Page MenuHomePhabricator

Unable to retrieve IA metadata for any item
Closed, ResolvedPublic

Description

No IA items' metadata can be retrieved by IA-Upload.

Original report:

'20231002_20231002_0537' is not a valid Internet Archive identifier

Hello. For some reason it doesn't recognize https://archive.org/details/20231002_20231002_0537 as a valid IA item. I want to upload this book via IA tool.

Event Timeline

Are any IA items working?

The above item seems to be working fine: https://archive.org/details/20231002_20231002_0537?output=json

But I can't request it from a Toolforge webservice.

In the Toolforge account:

$ curl -I https://archive.org/details/20231002_20231002_0537?output=json
HTTP/2 200 
server: nginx/1.24.0
date: Mon, 11 Nov 2024 01:06:08 GMT
content-type: application/json
strict-transport-security: max-age=15724800
referrer-policy: no-referrer-when-downgrade

But not in the webservice container:

$ toolforge webservice shell

$ curl -I https://archive.org/details/20231002_20231002_0537?output=json
curl: (7) Failed to connect to archive.org port 443: Connection timed out
$ curl -I https://archive.org/details/history-of-telegraphy-wa-3?output=json
curl: (7) Failed to connect to archive.org port 443: Connection timed out

Sorry, ignore me! ia-upload is not running on Toolforge any more, it's got its own VPS. :-/

However, the issue is the same:

$ curl -I https://archive.org/details/20231002_20231002_0537?output=json
curl: (28) Failed to connect to archive.org port 443 after 129880 ms: Couldn't connect to server
$ curl -I https://archive.org/details/history-of-telegraphy-wa-3?output=json
curl: (28) Failed to connect to archive.org port 443 after 130678 ms: Couldn't connect to server
Samwilson renamed this task from '20231002_20231002_0537' is not a valid Internet Archive identifier to Unable to retrieve IA metadata for any item.Nov 11 2024, 7:06 AM
Samwilson updated the task description. (Show Details)
Samwilson added a subscriber: HLHJ.

There haven't been any new uploads in over 30 days so you won't find anything in commons:Special:RecentChanges (e.g., the recent-uploads link at the top of the tool page).

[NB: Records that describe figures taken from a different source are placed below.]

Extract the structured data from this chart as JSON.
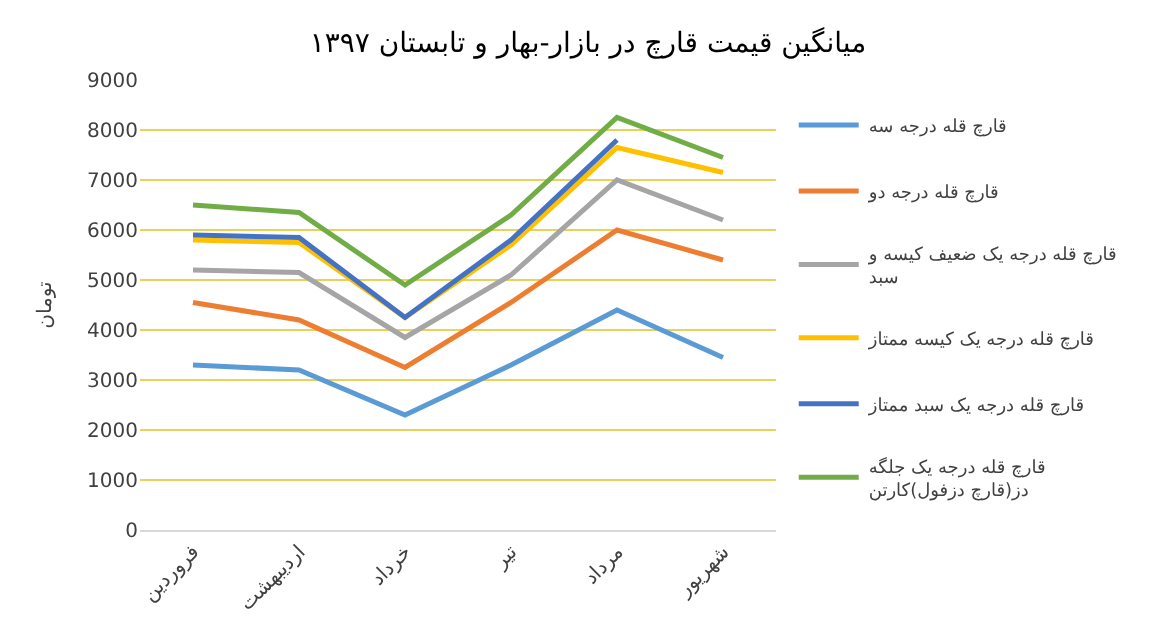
{
  "chart_data": {
    "type": "line",
    "title": "میانگین قیمت قارچ در بازار-بهار و تابستان ۱۳۹۷",
    "ylabel": "تومان",
    "categories": [
      "فروردین",
      "اردیبهشت",
      "خرداد",
      "تیر",
      "مرداد",
      "شهریور"
    ],
    "series": [
      {
        "name": "قارچ قله درجه سه",
        "color": "#5b9bd5",
        "values": [
          3300,
          3200,
          2300,
          3300,
          4400,
          3450
        ]
      },
      {
        "name": "قارچ قله درجه دو",
        "color": "#ed7d31",
        "values": [
          4550,
          4200,
          3250,
          4550,
          6000,
          5400
        ]
      },
      {
        "name": "قارچ قله درجه یک ضعیف کیسه و سبد",
        "color": "#a5a5a5",
        "values": [
          5200,
          5150,
          3850,
          5100,
          7000,
          6200
        ]
      },
      {
        "name": "قارچ قله درجه یک کیسه ممتاز",
        "color": "#ffc000",
        "values": [
          5800,
          5750,
          4250,
          5700,
          7650,
          7150
        ]
      },
      {
        "name": "قارچ قله درجه یک سبد ممتاز",
        "color": "#4472c4",
        "values": [
          5900,
          5850,
          4250,
          5800,
          7800,
          null
        ]
      },
      {
        "name": "قارچ قله درجه یک جلگه دز(قارچ دزفول)کارتن",
        "color": "#70ad47",
        "values": [
          6500,
          6350,
          4900,
          6300,
          8250,
          7450
        ]
      }
    ],
    "ylim": [
      0,
      9000
    ],
    "yticks": [
      0,
      1000,
      2000,
      3000,
      4000,
      5000,
      6000,
      7000,
      8000,
      9000
    ],
    "grid": "y",
    "legend": "right",
    "marker": "none",
    "line_style": "solid"
  }
}
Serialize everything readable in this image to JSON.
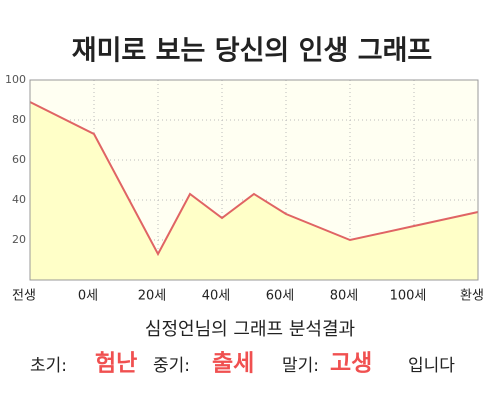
{
  "chart_data": {
    "type": "line",
    "title": "재미로 보는 당신의 인생 그래프",
    "x": [
      -20,
      0,
      20,
      30,
      40,
      50,
      60,
      80,
      100,
      120
    ],
    "values": [
      89,
      73,
      13,
      43,
      31,
      43,
      33,
      20,
      27,
      34
    ],
    "color": "#e06464",
    "fill": "#ffffc8",
    "xlim": [
      -20,
      120
    ],
    "xticks": [
      {
        "value": -20,
        "label": "전생"
      },
      {
        "value": 0,
        "label": "0세"
      },
      {
        "value": 20,
        "label": "20세"
      },
      {
        "value": 40,
        "label": "40세"
      },
      {
        "value": 60,
        "label": "60세"
      },
      {
        "value": 80,
        "label": "80세"
      },
      {
        "value": 100,
        "label": "100세"
      },
      {
        "value": 120,
        "label": "환생"
      }
    ],
    "ylim": [
      0,
      100
    ],
    "yticks": [
      20,
      40,
      60,
      80,
      100
    ],
    "grid": true
  },
  "summary": {
    "heading": "심정언님의 그래프 분석결과",
    "parts": [
      {
        "label": "초기:",
        "value": "험난"
      },
      {
        "label": "중기:",
        "value": "출세"
      },
      {
        "label": "말기:",
        "value": "고생"
      }
    ],
    "ending": "입니다"
  }
}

The error message is no-found-on-ia so this is likely src/Controller/UploadController.php lines 252 or 369. But if you cannot get to the metadata from the tool shell prompt it probably isn't and ia-upload code issue.

It appears to have gone offline about the same time as Internet Archive had their recent devastating attacks so this might be due to changes at IA to mitigate such.

And on that note, wouldn't it be good to switch the tool from using https://archive.org/details/iaId?output=json to https://archive.org/metadata/iaId? I realize the JSON formats are slightly different but it seems to be better documented.

Sorry, ignore me! ia-upload is not running on Toolforge any more, it's got its own VPS. :-/

However, the issue is the same:

$ curl -I https://archive.org/details/20231002_20231002_0537?output=json
curl: (28) Failed to connect to archive.org port 443 after 129880 ms: Couldn't connect to server
$ curl -I https://archive.org/details/history-of-telegraphy-wa-3?output=json
curl: (28) Failed to connect to archive.org port 443 after 130678 ms: Couldn't connect to server

I get the same thing from a PAWS terminal but it appears to work fine from login.toolforge.org. Maybe this is some sort of VPS security issue? FYI: I also used -k because the curl I used did not seem to know about the archive.org TLS certificate.

I used dig to check the DNS and they seemed the same.

FWIW, one of my tools which relies on the Internet Archive also always times out. Perhaps the Internet Archive has temporarily(?) blocked some WMCS IPs following the outage?

FWIW, one of my tools which relies on the Internet Archive also always times out. Perhaps the Internet Archive has temporarily(?) blocked some WMCS IPs following the outage?

That is possible but I was thinking it might be a local firewall issue, see Firewall - Wikitech

Jason Scott has suggested that the IA could be blocking us, so I've emailed info@archive.org to see if there's anything that can be done. I wouldn't be surprised if the Toolforge IPs have been blocked, considering they must see somewhat higher traffic from them. It sounds like IA is still in recovery mode, so we should be patient.

Samwilson claimed this task.
Samwilson added a subscriber: Marnanel.

It looks like things are working again! Uploads started working on 16 November.